The patient’s high fever and symptoms of diarrhea persisted on Day 11. Results of the blood culture test showed budding of yeasts, identified as Candida tropicalis. Antifungal treatment was subsequently switched from fluconazole to anidulafungin.

By Day 16 of the treatment cycle, the patient’s diarrhea had improved slightly. However, the fever persisted within the range of 39.0 to 40.0°C. A computed tomography (CT) scan of his chest and abdominal regions detected diffuse thickening of small bowel and ascending colon wall, although there were no signs of lung parenchymal abnormalities. Another blood culture was scheduled.

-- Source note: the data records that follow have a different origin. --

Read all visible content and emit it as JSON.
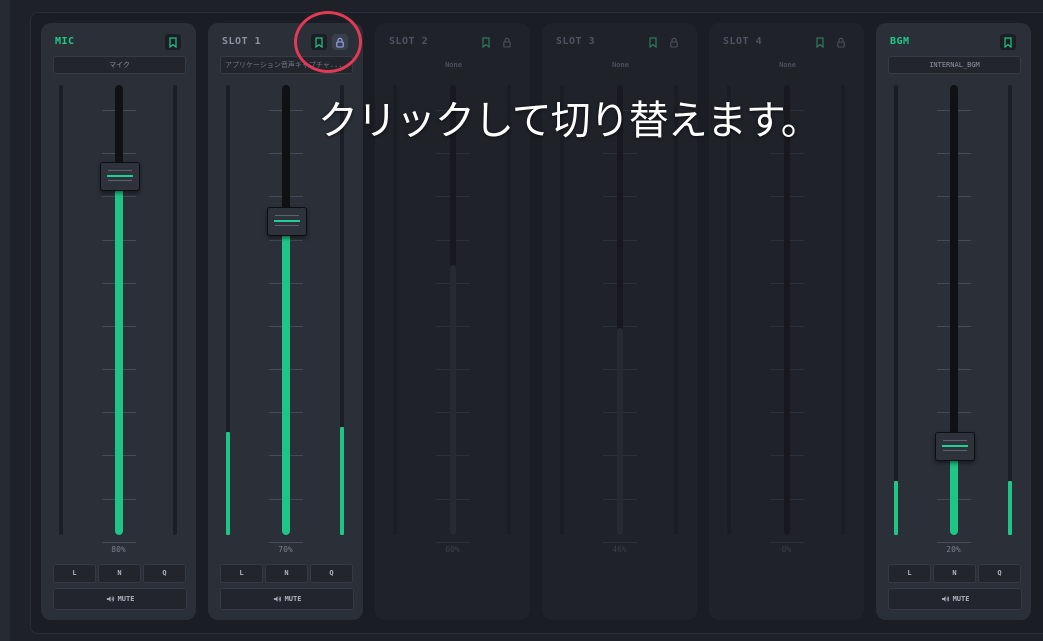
{
  "accent_color": "#1ec587",
  "highlight_color": "#e23a55",
  "caption": "クリックして切り替えます。",
  "channels": [
    {
      "title": "MIC",
      "source": "マイク",
      "level_percent": "80%",
      "level": 0.8,
      "meter_left": 0.0,
      "meter_right": 0.0,
      "active": true,
      "title_color": "green",
      "source_style": "box",
      "locked": null
    },
    {
      "title": "SLOT 1",
      "source": "アプリケーション音声キャプチャ...",
      "level_percent": "70%",
      "level": 0.7,
      "meter_left": 0.23,
      "meter_right": 0.24,
      "active": true,
      "title_color": "grey",
      "source_style": "left",
      "locked": false
    },
    {
      "title": "SLOT 2",
      "source": "None",
      "level_percent": "60%",
      "level": 0.6,
      "meter_left": 0,
      "meter_right": 0,
      "active": false,
      "title_color": "grey",
      "source_style": "plain",
      "locked": false
    },
    {
      "title": "SLOT 3",
      "source": "None",
      "level_percent": "46%",
      "level": 0.46,
      "meter_left": 0,
      "meter_right": 0,
      "active": false,
      "title_color": "grey",
      "source_style": "plain",
      "locked": false
    },
    {
      "title": "SLOT 4",
      "source": "None",
      "level_percent": "0%",
      "level": 0.0,
      "meter_left": 0,
      "meter_right": 0,
      "active": false,
      "title_color": "grey",
      "source_style": "plain",
      "locked": false
    },
    {
      "title": "BGM",
      "source": "INTERNAL_BGM",
      "level_percent": "20%",
      "level": 0.2,
      "meter_left": 0.12,
      "meter_right": 0.12,
      "active": true,
      "title_color": "green",
      "source_style": "box",
      "locked": null
    }
  ],
  "buttons": {
    "low": "L",
    "normal": "N",
    "quiet": "Q",
    "mute": "MUTE"
  },
  "icons": {
    "bookmark": "bookmark-icon",
    "lock": "lock-open-icon",
    "mute": "speaker-icon"
  }
}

He became hypotensive on Day 17, with systolic blood pressure levels dropping to the 70’s mmHg range. The blood culture test reported the growth of gram-negative bacteria, later identified as Acinetobacter baumannii. Given the high rates of multidrug resistance associated with the bacteria, colistin was added to treatment.

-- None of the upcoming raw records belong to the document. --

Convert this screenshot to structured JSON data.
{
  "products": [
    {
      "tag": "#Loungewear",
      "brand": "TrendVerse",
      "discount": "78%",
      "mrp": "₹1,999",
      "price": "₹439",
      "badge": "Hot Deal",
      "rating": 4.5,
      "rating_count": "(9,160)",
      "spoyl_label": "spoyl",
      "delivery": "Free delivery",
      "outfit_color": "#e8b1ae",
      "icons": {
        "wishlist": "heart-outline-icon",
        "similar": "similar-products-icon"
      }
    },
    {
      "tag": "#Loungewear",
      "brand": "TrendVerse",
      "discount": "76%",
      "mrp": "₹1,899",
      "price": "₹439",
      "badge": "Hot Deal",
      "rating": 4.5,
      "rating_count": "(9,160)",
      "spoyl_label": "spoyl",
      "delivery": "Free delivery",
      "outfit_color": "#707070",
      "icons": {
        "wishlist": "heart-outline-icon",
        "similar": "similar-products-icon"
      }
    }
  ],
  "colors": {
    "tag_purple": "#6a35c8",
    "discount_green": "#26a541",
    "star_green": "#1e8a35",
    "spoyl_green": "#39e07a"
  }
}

The patient’s final anti-infectious treatment regimen for the infections was adjusted to include: imipenem, amikacin, daptomycin, ganciclovir, anidulafungin, intravenous immunoglobulin and granulocyte-colony stimulating factor. The patient’s fever finally subsided on Day 22 post-chemotherapy and he was discharged 5 days later.

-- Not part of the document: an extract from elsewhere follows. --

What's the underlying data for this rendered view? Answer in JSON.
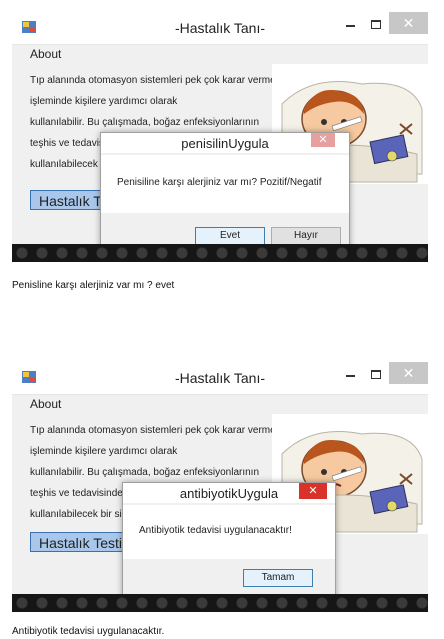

This case illustrates the morbidity associated with candidemia in patients who receive remission induction therapy for AML. Clearly this patient only received antibacterial coverage in the beginning of the treatment course for a concern of high likelihood of gastrointestinal bacterial translocation causing infectious complications. However, considering data on microbiota in the gastrointestinal tract, the human body harbors not only bacteria, but fungi, particularly Candida spp., which are prominent residents.1 This potentially indicates that gut bacteria as well as fungi are able to cause severe infections especially in this setting.

A large number of randomized controlled trials have been performed and the data as a whole indicate that antifungal prophylaxis does reduce the incidence and mortality of IFI in patients with chemotherapy-induced neutropenia. For example, in a meta-analysis in cancer patients who received chemotherapy for hematologic malignancies or underwent hematopoietic stemcell transplantation, antifungal prophylaxis reduced all-cause mortality.2 However, when 24 studies that included only patients with acute leukemia where analyzed, the reduction in mortality was only borderline significant (relative risk 0.88, 95% confidence interval 0.74 to 1.06).2 In terms of prophylaxis treatment choice, fluconazole reduced 30-day mortality significantly but not end-of-follow-up mortality. Prophylaxis with itraconazole did not reduce all-cause mortality. Another meta-analysis in neutropenic patients with hematologic malignancies showed that prophylaxis with itraconazole cyclodextrine solution (syrup), but not itraconazole capsules, was associated with a reduction in the incidence of IFIs and the associated mortality.3

Managing risk of infections in AML: Key points

 

  • AML patients are at risk of bacterial and fungal infections due to their compromised immune systems; these infections are major causes of morbidity and mortality in neutropenic patients.4

  • Prophylactic antifungal and antibiotic therapies are key to preventing bacterial and fungal infections.4

  • A review of randomized AML trials concluded that antifungal prophylaxis reduced fungal infection-related mortality and IFIs.2

  • Consider local infectious trends and drug-resistance patterns before prescribing prophylactic anti-infectious treatment.4

References:

  1. Pérez JC, Johnson AD. PLoS Pathogens 2013;9:e1003780.
  2. Robenshtok E, et al. J Clin Oncol 2007;25:5471-5489.
  3. Glasmacher A, et al. J Clin Oncol 2003;21:4615-4626.
  4. Döhner H, et al. Blood 2010;115:453-474.